Barry’s story certainly makes for a unique character that is oddly compelling and yet frustrating. Watching him evolve from a detached melancholiac to someone slowly building relationships and pursuing an unrealistic but heartwarming dream is incredibly engaging. The series has a sense of momentum that propelled me through the first four episodes, all that HBO gave me access to. Unfortunately, Barry’s premise demands a protagonist who is delusional and often socially unaware. While I respect the decision to pursue such a unique protagonist, there are times when I felt that the writers were forcing the character into acting unrealistically dense for the purpose of creating unnecessary conflicts.
Regardless, the side characters of Barry walk a perfect balance between being caricatures satirizing the Los Angeles entertainment subculture and three-dimensional personalities with unexpectedly moving subplots. This is especially evident with Sally, a character I dismissed early on as a two-dimensional love interest for the protagonist. I was pleasantly surprised with how much time the show invested in portraying her journey navigating the gruelling entertainment industry and found her subplot to be as compelling and substantive as Barry’s own character arc.
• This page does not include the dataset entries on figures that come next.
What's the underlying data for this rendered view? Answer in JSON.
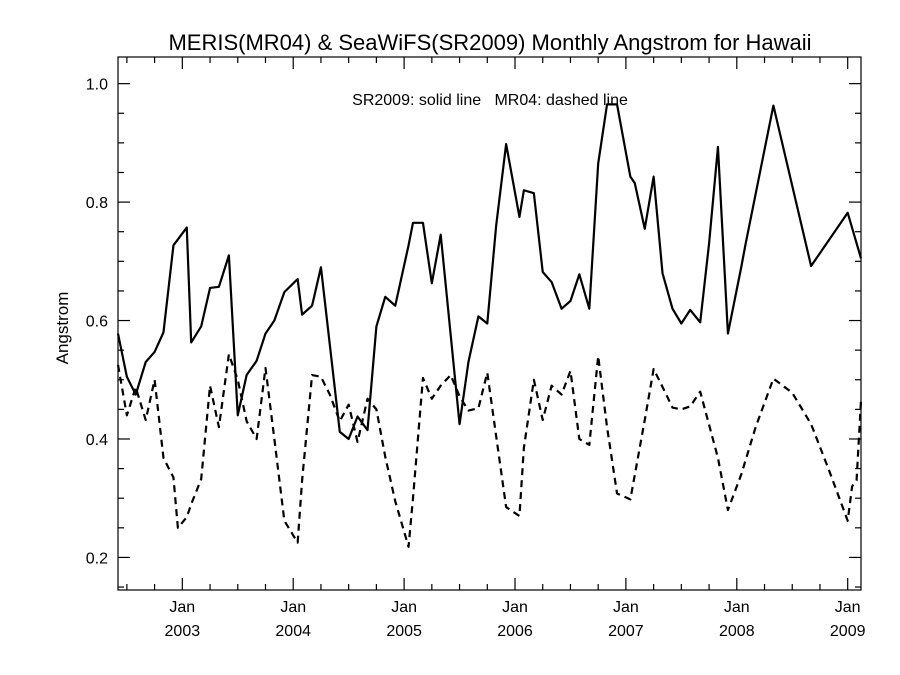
{
  "chart_data": {
    "type": "line",
    "title": "MERIS(MR04) & SeaWiFS(SR2009) Monthly Angstrom for Hawaii",
    "annotation": "SR2009: solid line   MR04: dashed line",
    "ylabel": "Angstrom",
    "xlabel": "",
    "xlim": [
      2002.42,
      2009.12
    ],
    "ylim": [
      0.145,
      1.045
    ],
    "y_ticks": [
      {
        "value": 0.2,
        "label": "0.2"
      },
      {
        "value": 0.4,
        "label": "0.4"
      },
      {
        "value": 0.6,
        "label": "0.6"
      },
      {
        "value": 0.8,
        "label": "0.8"
      },
      {
        "value": 1.0,
        "label": "1.0"
      }
    ],
    "x_ticks": [
      {
        "value": 2003.0,
        "month": "Jan",
        "year": "2003"
      },
      {
        "value": 2004.0,
        "month": "Jan",
        "year": "2004"
      },
      {
        "value": 2005.0,
        "month": "Jan",
        "year": "2005"
      },
      {
        "value": 2006.0,
        "month": "Jan",
        "year": "2006"
      },
      {
        "value": 2007.0,
        "month": "Jan",
        "year": "2007"
      },
      {
        "value": 2008.0,
        "month": "Jan",
        "year": "2008"
      },
      {
        "value": 2009.0,
        "month": "Jan",
        "year": "2009"
      }
    ],
    "grid": false,
    "series": [
      {
        "id": "SR2009",
        "style": "solid",
        "color": "#000000",
        "points": [
          [
            2002.42,
            0.578
          ],
          [
            2002.5,
            0.505
          ],
          [
            2002.58,
            0.475
          ],
          [
            2002.67,
            0.53
          ],
          [
            2002.75,
            0.547
          ],
          [
            2002.83,
            0.58
          ],
          [
            2002.92,
            0.727
          ],
          [
            2003.04,
            0.757
          ],
          [
            2003.08,
            0.563
          ],
          [
            2003.17,
            0.59
          ],
          [
            2003.25,
            0.655
          ],
          [
            2003.33,
            0.657
          ],
          [
            2003.42,
            0.71
          ],
          [
            2003.5,
            0.44
          ],
          [
            2003.58,
            0.508
          ],
          [
            2003.67,
            0.532
          ],
          [
            2003.75,
            0.578
          ],
          [
            2003.83,
            0.6
          ],
          [
            2003.92,
            0.648
          ],
          [
            2004.04,
            0.67
          ],
          [
            2004.08,
            0.61
          ],
          [
            2004.17,
            0.625
          ],
          [
            2004.25,
            0.69
          ],
          [
            2004.42,
            0.412
          ],
          [
            2004.5,
            0.4
          ],
          [
            2004.58,
            0.438
          ],
          [
            2004.67,
            0.415
          ],
          [
            2004.75,
            0.59
          ],
          [
            2004.83,
            0.64
          ],
          [
            2004.92,
            0.625
          ],
          [
            2005.04,
            0.727
          ],
          [
            2005.08,
            0.765
          ],
          [
            2005.17,
            0.765
          ],
          [
            2005.25,
            0.663
          ],
          [
            2005.33,
            0.745
          ],
          [
            2005.5,
            0.425
          ],
          [
            2005.58,
            0.53
          ],
          [
            2005.67,
            0.607
          ],
          [
            2005.75,
            0.595
          ],
          [
            2005.83,
            0.76
          ],
          [
            2005.92,
            0.898
          ],
          [
            2006.04,
            0.775
          ],
          [
            2006.08,
            0.82
          ],
          [
            2006.17,
            0.815
          ],
          [
            2006.25,
            0.682
          ],
          [
            2006.33,
            0.665
          ],
          [
            2006.42,
            0.62
          ],
          [
            2006.5,
            0.633
          ],
          [
            2006.58,
            0.678
          ],
          [
            2006.67,
            0.62
          ],
          [
            2006.75,
            0.865
          ],
          [
            2006.83,
            0.965
          ],
          [
            2006.92,
            0.965
          ],
          [
            2007.04,
            0.843
          ],
          [
            2007.08,
            0.832
          ],
          [
            2007.17,
            0.755
          ],
          [
            2007.25,
            0.843
          ],
          [
            2007.33,
            0.68
          ],
          [
            2007.42,
            0.62
          ],
          [
            2007.5,
            0.595
          ],
          [
            2007.58,
            0.618
          ],
          [
            2007.67,
            0.597
          ],
          [
            2007.75,
            0.73
          ],
          [
            2007.83,
            0.893
          ],
          [
            2007.92,
            0.578
          ],
          [
            2008.04,
            0.69
          ],
          [
            2008.08,
            0.73
          ],
          [
            2008.33,
            0.963
          ],
          [
            2008.67,
            0.692
          ],
          [
            2009.0,
            0.782
          ],
          [
            2009.12,
            0.705
          ]
        ]
      },
      {
        "id": "MR04",
        "style": "dashed",
        "color": "#000000",
        "points": [
          [
            2002.42,
            0.525
          ],
          [
            2002.5,
            0.44
          ],
          [
            2002.58,
            0.487
          ],
          [
            2002.67,
            0.432
          ],
          [
            2002.75,
            0.5
          ],
          [
            2002.83,
            0.368
          ],
          [
            2002.92,
            0.335
          ],
          [
            2002.96,
            0.25
          ],
          [
            2003.04,
            0.268
          ],
          [
            2003.08,
            0.29
          ],
          [
            2003.17,
            0.332
          ],
          [
            2003.25,
            0.49
          ],
          [
            2003.33,
            0.42
          ],
          [
            2003.42,
            0.543
          ],
          [
            2003.5,
            0.5
          ],
          [
            2003.58,
            0.43
          ],
          [
            2003.67,
            0.4
          ],
          [
            2003.75,
            0.52
          ],
          [
            2003.83,
            0.4
          ],
          [
            2003.92,
            0.262
          ],
          [
            2004.04,
            0.225
          ],
          [
            2004.08,
            0.33
          ],
          [
            2004.17,
            0.508
          ],
          [
            2004.25,
            0.505
          ],
          [
            2004.33,
            0.475
          ],
          [
            2004.42,
            0.43
          ],
          [
            2004.5,
            0.458
          ],
          [
            2004.58,
            0.395
          ],
          [
            2004.67,
            0.468
          ],
          [
            2004.75,
            0.45
          ],
          [
            2004.83,
            0.37
          ],
          [
            2004.92,
            0.295
          ],
          [
            2005.04,
            0.218
          ],
          [
            2005.08,
            0.3
          ],
          [
            2005.17,
            0.503
          ],
          [
            2005.25,
            0.468
          ],
          [
            2005.33,
            0.49
          ],
          [
            2005.42,
            0.508
          ],
          [
            2005.5,
            0.472
          ],
          [
            2005.58,
            0.448
          ],
          [
            2005.67,
            0.452
          ],
          [
            2005.75,
            0.512
          ],
          [
            2005.83,
            0.405
          ],
          [
            2005.92,
            0.285
          ],
          [
            2006.04,
            0.27
          ],
          [
            2006.08,
            0.385
          ],
          [
            2006.17,
            0.5
          ],
          [
            2006.25,
            0.432
          ],
          [
            2006.33,
            0.49
          ],
          [
            2006.42,
            0.475
          ],
          [
            2006.5,
            0.515
          ],
          [
            2006.58,
            0.4
          ],
          [
            2006.67,
            0.39
          ],
          [
            2006.75,
            0.54
          ],
          [
            2006.83,
            0.42
          ],
          [
            2006.92,
            0.308
          ],
          [
            2007.04,
            0.298
          ],
          [
            2007.17,
            0.432
          ],
          [
            2007.25,
            0.518
          ],
          [
            2007.33,
            0.488
          ],
          [
            2007.42,
            0.453
          ],
          [
            2007.5,
            0.45
          ],
          [
            2007.58,
            0.455
          ],
          [
            2007.67,
            0.48
          ],
          [
            2007.83,
            0.368
          ],
          [
            2007.92,
            0.28
          ],
          [
            2008.04,
            0.34
          ],
          [
            2008.17,
            0.42
          ],
          [
            2008.33,
            0.502
          ],
          [
            2008.5,
            0.478
          ],
          [
            2008.67,
            0.425
          ],
          [
            2008.83,
            0.348
          ],
          [
            2009.0,
            0.262
          ],
          [
            2009.04,
            0.32
          ],
          [
            2009.08,
            0.33
          ],
          [
            2009.12,
            0.465
          ]
        ]
      }
    ]
  }
}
The humor written into Barry is as hysterical as it is tactfully placed. The atmosphere of the show can change from hilariously absurd to contemplative and dark at a moment’s notice, yet nothing feels out of place. Violence and drama in Barry are never used as vehicles for cheap gags or dark humor. Though the series markets itself as a dark comedy, the bleaker scenes in Barry carry a substantial amount of emotional weight.
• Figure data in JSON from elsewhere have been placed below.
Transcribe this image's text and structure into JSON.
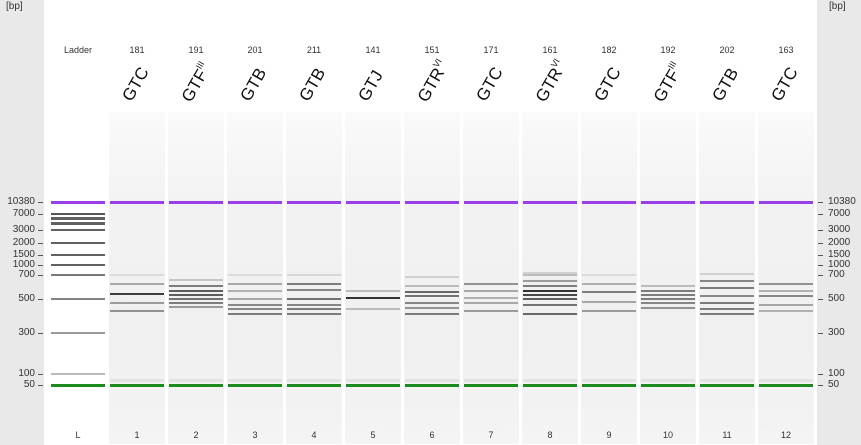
{
  "axis": {
    "unit": "[bp]",
    "labels": [
      "10380",
      "7000",
      "3000",
      "2000",
      "1500",
      "1000",
      "700",
      "500",
      "300",
      "100",
      "50"
    ]
  },
  "colors": {
    "upper_marker": "#9a3fe8",
    "lower_marker": "#1d8a1d",
    "band": "#333333"
  },
  "lanes": [
    {
      "label": "L",
      "number": "Ladder",
      "sample": "",
      "sup": "",
      "ladder": true,
      "bands": [
        [
          7000,
          0.75
        ],
        [
          5500,
          0.7
        ],
        [
          4200,
          0.7
        ],
        [
          3000,
          0.7
        ],
        [
          2000,
          0.7
        ],
        [
          1500,
          0.7
        ],
        [
          1000,
          0.7
        ],
        [
          700,
          0.6
        ],
        [
          500,
          0.55
        ],
        [
          300,
          0.45
        ],
        [
          100,
          0.3
        ]
      ]
    },
    {
      "label": "1",
      "number": "181",
      "sample": "GTC",
      "sup": "",
      "bands": [
        [
          700,
          0.1
        ],
        [
          620,
          0.35
        ],
        [
          540,
          0.85
        ],
        [
          470,
          0.4
        ],
        [
          420,
          0.45
        ]
      ]
    },
    {
      "label": "2",
      "number": "191",
      "sample": "GTF",
      "sup": "III",
      "bands": [
        [
          650,
          0.2
        ],
        [
          600,
          0.55
        ],
        [
          560,
          0.7
        ],
        [
          530,
          0.7
        ],
        [
          500,
          0.6
        ],
        [
          470,
          0.55
        ],
        [
          445,
          0.4
        ]
      ]
    },
    {
      "label": "3",
      "number": "201",
      "sample": "GTB",
      "sup": "",
      "bands": [
        [
          700,
          0.1
        ],
        [
          620,
          0.35
        ],
        [
          560,
          0.3
        ],
        [
          500,
          0.35
        ],
        [
          460,
          0.5
        ],
        [
          430,
          0.5
        ],
        [
          400,
          0.55
        ]
      ]
    },
    {
      "label": "4",
      "number": "211",
      "sample": "GTB",
      "sup": "",
      "bands": [
        [
          700,
          0.12
        ],
        [
          620,
          0.55
        ],
        [
          570,
          0.5
        ],
        [
          500,
          0.6
        ],
        [
          460,
          0.5
        ],
        [
          430,
          0.55
        ],
        [
          400,
          0.55
        ]
      ]
    },
    {
      "label": "5",
      "number": "141",
      "sample": "GTJ",
      "sup": "",
      "bands": [
        [
          560,
          0.25
        ],
        [
          510,
          0.9
        ],
        [
          430,
          0.25
        ]
      ]
    },
    {
      "label": "6",
      "number": "151",
      "sample": "GTR",
      "sup": "VI",
      "bands": [
        [
          680,
          0.15
        ],
        [
          600,
          0.25
        ],
        [
          555,
          0.65
        ],
        [
          520,
          0.6
        ],
        [
          470,
          0.5
        ],
        [
          440,
          0.45
        ],
        [
          400,
          0.55
        ]
      ]
    },
    {
      "label": "7",
      "number": "171",
      "sample": "GTC",
      "sup": "",
      "bands": [
        [
          620,
          0.45
        ],
        [
          560,
          0.35
        ],
        [
          510,
          0.3
        ],
        [
          470,
          0.35
        ],
        [
          420,
          0.4
        ]
      ]
    },
    {
      "label": "8",
      "number": "161",
      "sample": "GTR",
      "sup": "VI",
      "bands": [
        [
          760,
          0.15
        ],
        [
          700,
          0.25
        ],
        [
          640,
          0.4
        ],
        [
          600,
          0.55
        ],
        [
          560,
          0.9
        ],
        [
          530,
          0.8
        ],
        [
          500,
          0.7
        ],
        [
          460,
          0.6
        ],
        [
          400,
          0.65
        ]
      ]
    },
    {
      "label": "9",
      "number": "182",
      "sample": "GTC",
      "sup": "",
      "bands": [
        [
          700,
          0.1
        ],
        [
          620,
          0.3
        ],
        [
          550,
          0.55
        ],
        [
          480,
          0.35
        ],
        [
          420,
          0.4
        ]
      ]
    },
    {
      "label": "10",
      "number": "192",
      "sample": "GTF",
      "sup": "III",
      "bands": [
        [
          600,
          0.25
        ],
        [
          560,
          0.55
        ],
        [
          530,
          0.55
        ],
        [
          500,
          0.55
        ],
        [
          470,
          0.5
        ],
        [
          440,
          0.45
        ]
      ]
    },
    {
      "label": "11",
      "number": "202",
      "sample": "GTB",
      "sup": "",
      "bands": [
        [
          720,
          0.15
        ],
        [
          640,
          0.5
        ],
        [
          580,
          0.55
        ],
        [
          520,
          0.5
        ],
        [
          470,
          0.55
        ],
        [
          430,
          0.55
        ],
        [
          400,
          0.55
        ]
      ]
    },
    {
      "label": "12",
      "number": "163",
      "sample": "GTC",
      "sup": "",
      "bands": [
        [
          620,
          0.45
        ],
        [
          560,
          0.3
        ],
        [
          520,
          0.5
        ],
        [
          460,
          0.35
        ],
        [
          420,
          0.3
        ]
      ]
    }
  ]
}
While I wouldn’t have expected anything less than hysterical from comedic veterans Bill Hader and Alec Berg, I wasn’t prepared to be pulled into a show that would deal with themes like death, isolation, ambition, and escape as seriously as Barry does. The series strikes a good balance between being humorous yet thoughtful in exploring unexpectedly dark themes, all the while satirizing the entertainment industry. While the characterization is sometimes inconsistent, Barry and Sally’s journeys are incredibly compelling to watch, lending the show a momentum that makes it remarkably binge-worthy. Ultimately, Barry makes for a unique, absorbing series that blends action, comedy, and drama masterfully.
Barry is available on HBO Go and HBO Now.